CSE 342 - Lab 2: DNS

Purpose: Gain experience with manipulating IP addresses and with translation between IP addresses and DNS names.

Every host (actually, every network interface) on the Internet has an internet protocol (IP) address. Most hosts also have human-readable names. Some names correspond to multiple addresses; some addresses correspond to multiple names. The domain name service (DNS) is the distributed database that stores this information. In this lab, we will write code to translate between the two kinds of identifiers by calling library functions that interact with DNS for us.

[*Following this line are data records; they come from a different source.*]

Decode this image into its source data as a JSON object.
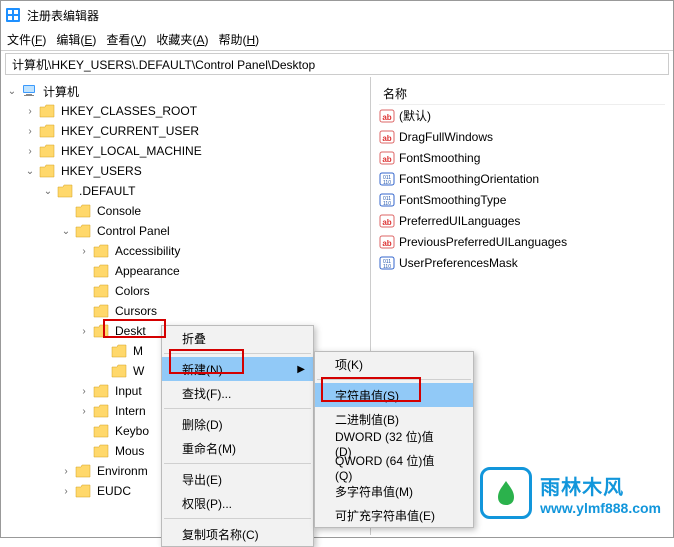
{
  "title": "注册表编辑器",
  "menubar": [
    {
      "label": "文件",
      "key": "F"
    },
    {
      "label": "编辑",
      "key": "E"
    },
    {
      "label": "查看",
      "key": "V"
    },
    {
      "label": "收藏夹",
      "key": "A"
    },
    {
      "label": "帮助",
      "key": "H"
    }
  ],
  "addressbar": "计算机\\HKEY_USERS\\.DEFAULT\\Control Panel\\Desktop",
  "tree": [
    {
      "l": 0,
      "exp": "open",
      "icon": "pc",
      "label": "计算机"
    },
    {
      "l": 1,
      "exp": "closed",
      "icon": "folder",
      "label": "HKEY_CLASSES_ROOT"
    },
    {
      "l": 1,
      "exp": "closed",
      "icon": "folder",
      "label": "HKEY_CURRENT_USER"
    },
    {
      "l": 1,
      "exp": "closed",
      "icon": "folder",
      "label": "HKEY_LOCAL_MACHINE"
    },
    {
      "l": 1,
      "exp": "open",
      "icon": "folder",
      "label": "HKEY_USERS"
    },
    {
      "l": 2,
      "exp": "open",
      "icon": "folder",
      "label": ".DEFAULT"
    },
    {
      "l": 3,
      "exp": "none",
      "icon": "folder",
      "label": "Console"
    },
    {
      "l": 3,
      "exp": "open",
      "icon": "folder",
      "label": "Control Panel"
    },
    {
      "l": 4,
      "exp": "closed",
      "icon": "folder",
      "label": "Accessibility"
    },
    {
      "l": 4,
      "exp": "none",
      "icon": "folder",
      "label": "Appearance"
    },
    {
      "l": 4,
      "exp": "none",
      "icon": "folder",
      "label": "Colors"
    },
    {
      "l": 4,
      "exp": "none",
      "icon": "folder",
      "label": "Cursors"
    },
    {
      "l": 4,
      "exp": "closed",
      "icon": "folder",
      "label": "Deskt"
    },
    {
      "l": 5,
      "exp": "none",
      "icon": "folder",
      "label": "M"
    },
    {
      "l": 5,
      "exp": "none",
      "icon": "folder",
      "label": "W"
    },
    {
      "l": 4,
      "exp": "closed",
      "icon": "folder",
      "label": "Input"
    },
    {
      "l": 4,
      "exp": "closed",
      "icon": "folder",
      "label": "Intern"
    },
    {
      "l": 4,
      "exp": "none",
      "icon": "folder",
      "label": "Keybo"
    },
    {
      "l": 4,
      "exp": "none",
      "icon": "folder",
      "label": "Mous"
    },
    {
      "l": 3,
      "exp": "closed",
      "icon": "folder",
      "label": "Environm"
    },
    {
      "l": 3,
      "exp": "closed",
      "icon": "folder",
      "label": "EUDC"
    }
  ],
  "list_header": "名称",
  "list": [
    {
      "icon": "ab",
      "label": "(默认)"
    },
    {
      "icon": "ab",
      "label": "DragFullWindows"
    },
    {
      "icon": "ab",
      "label": "FontSmoothing"
    },
    {
      "icon": "bin",
      "label": "FontSmoothingOrientation"
    },
    {
      "icon": "bin",
      "label": "FontSmoothingType"
    },
    {
      "icon": "ab",
      "label": "PreferredUILanguages"
    },
    {
      "icon": "ab",
      "label": "PreviousPreferredUILanguages"
    },
    {
      "icon": "bin",
      "label": "UserPreferencesMask"
    }
  ],
  "ctx1": {
    "collapse": "折叠",
    "new": "新建(N)",
    "find": "查找(F)...",
    "delete": "删除(D)",
    "rename": "重命名(M)",
    "export": "导出(E)",
    "perm": "权限(P)...",
    "copy": "复制项名称(C)"
  },
  "ctx2": {
    "key": "项(K)",
    "string": "字符串值(S)",
    "binary": "二进制值(B)",
    "dword": "DWORD (32 位)值(D)",
    "qword": "QWORD (64 位)值(Q)",
    "multi": "多字符串值(M)",
    "exp": "可扩充字符串值(E)"
  },
  "watermark": {
    "cn": "雨林木风",
    "url": "www.ylmf888.com"
  }
}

This lab is a little less well-defined than what you may be accustomed -- you are expected to figure more out yourself (primarily by finding and carefully reading man pages).

Exercises:

  1. Write a program that:
    1. Accepts a character string input containing a DNS name.
    2. Looks up the host name database entry for the input DNS name using gethostbyname().
    3. Prints the official name, the list of aliases (if any) and all the Internet addresses for the input host. (Note that these addresses are in a binary form***, so they can't be printed directly.) Print the Internet addresses as character strings.
  2. Write a second (similar) program that:
    1. Accepts a character string input containing an IP address.
    2. Looks up the host name database entry for the input DNS name using gethostbyaddr().
    3. Prints the official name, the list of aliases (if any) and all the Internet addresses for the input host. Print the Internet addresses as character strings.

To verify your programs, try resolving a name for one of the suns (such as ariel.cse.lehigh.edu), www.yahoo.com, and sunlab.cse.lehigh.edu. Compare the results you get with the host(1) utility.

Bonus Exercise:

  1. Write versions of your programs that are IPv6 compatible. You can use getipnodebyname(3SOCKET).

Note: *** Recall that information can be represented in many ways. For example, the number 109 can be stored in one byte (using the char data type, and equivalent to 'm'), or across two bytes (using the short int type), or as three bytes (as the array of characters '1', '0', '9' or their ASCII value equivalents), or across four bytes (using the long int type). The converse is also true. If, in a particular memory location, when you read the byte, it could be read as the letter 'm' or as the value 109.

Last revised 28 August 2008, Prof. Davison.